According to Juniper Research, there are an estimated 360 million Buy Now Pay Later users worldwide.  

Buy Now, Pay Later (BNPL) refers to the ability to pay for goods or services over a period of time. The practice has been around for a long time but is becoming more popular as millennials and other consumers seek out new ways to pay their bills. Although this payment option has not yet been rolled out in the Caribbean, it is important for merchants to be aware of this new payment trend. 

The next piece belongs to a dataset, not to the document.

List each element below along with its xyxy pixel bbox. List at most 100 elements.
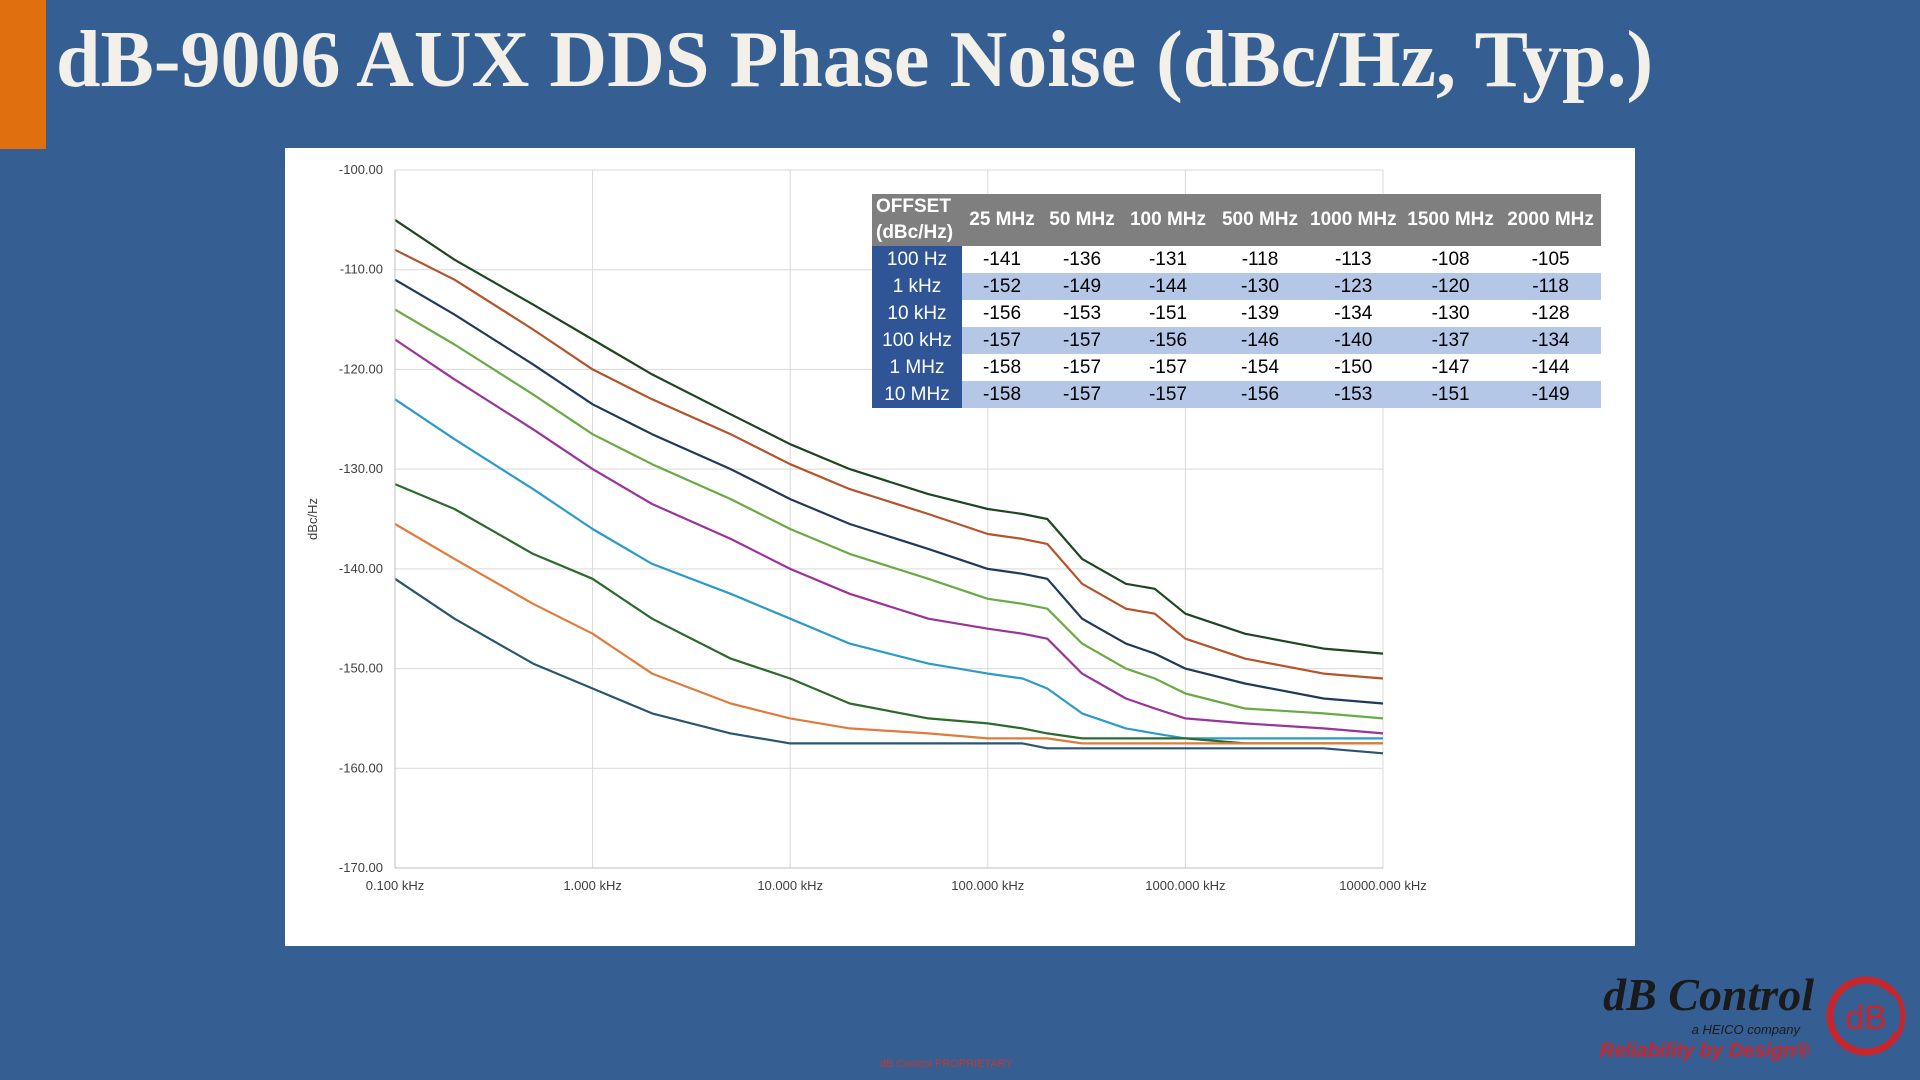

Although the process might vary between merchants, the steps are generally as follows: 

  • The consumer selects a product or service to buy and finds out that it offers deferred payment plans.
  • They are asked to provide their personal information and select a payment method (like bank account details).
  • The merchant processes the order, which could involve requesting additional information from you if they need it (such as proof of income).
  • After receiving payment authorization from your bank or credit card company, they will ship your order to your home address or have it sent directly to your workplace if applicable (for example, if you’ve purchased an item for work).

Step 1: The customer selects items on a site and places them in their cart. 

For a shopper to buy items using the buy now, pay later option, they must first select an item from a site. This can be done in a variety of ways. It may require clicking on an image or text link or watching a video advertisement before the product is shown to them. The customer then adds this item to their cart by selecting it with a mouse click and dragging it into an empty space next to other products they wish to purchase. Once an item has been added to the cart, additional items can be added by repeating this process until all desired products have been selected. 

Step 2: The customer indicates that they would like to use a Buy Now, Pay Later payment option on checkout. 

The customer will be asked to provide their email address and access to their bank account. If the customer has previously provided their payment information, they may receive an invitation to use this option again. 

Once a Buy Now, Pay Later transaction has been initiated by a retailer, the customer will not be able to cancel or change their order until it has been delivered successfully.  

Step 3: A payment processor processes the customer’s information and determines whether or not they are approved for financing (this happens within seconds). 

The information provided by the customer is processed by a payment processor, who contacts the customer’s bank to find out whether the customer is authorized for financing. Similar to how credit card payments are processed, this process is also completed within seconds!  

Step 4: If the customer is approved for financing, the merchant can then complete their checkout and ship their products. 

Once a customer has been approved for financing, the merchant can then complete their checkout and ship their products. 

Merchants get paid as soon as they ship their products. This means that you won’t have to wait until your order is paid off in full—you can get paid right away! The payment processor usually handles customer payments until they are paid off. Once the loan has been repaid in full, all remaining funds will be released back to you. 

Conclusion 

Buy Now Pay Later is a simple way to allow customers to pay over time. 

Buy Now Pay Later is a simple way to allow customers to pay over time. It can be used for any purchase, from furniture to electronics and beyond. Customers can choose how much they want to purchase with each payment, and the instalment period will be customized based on the price of their item(s).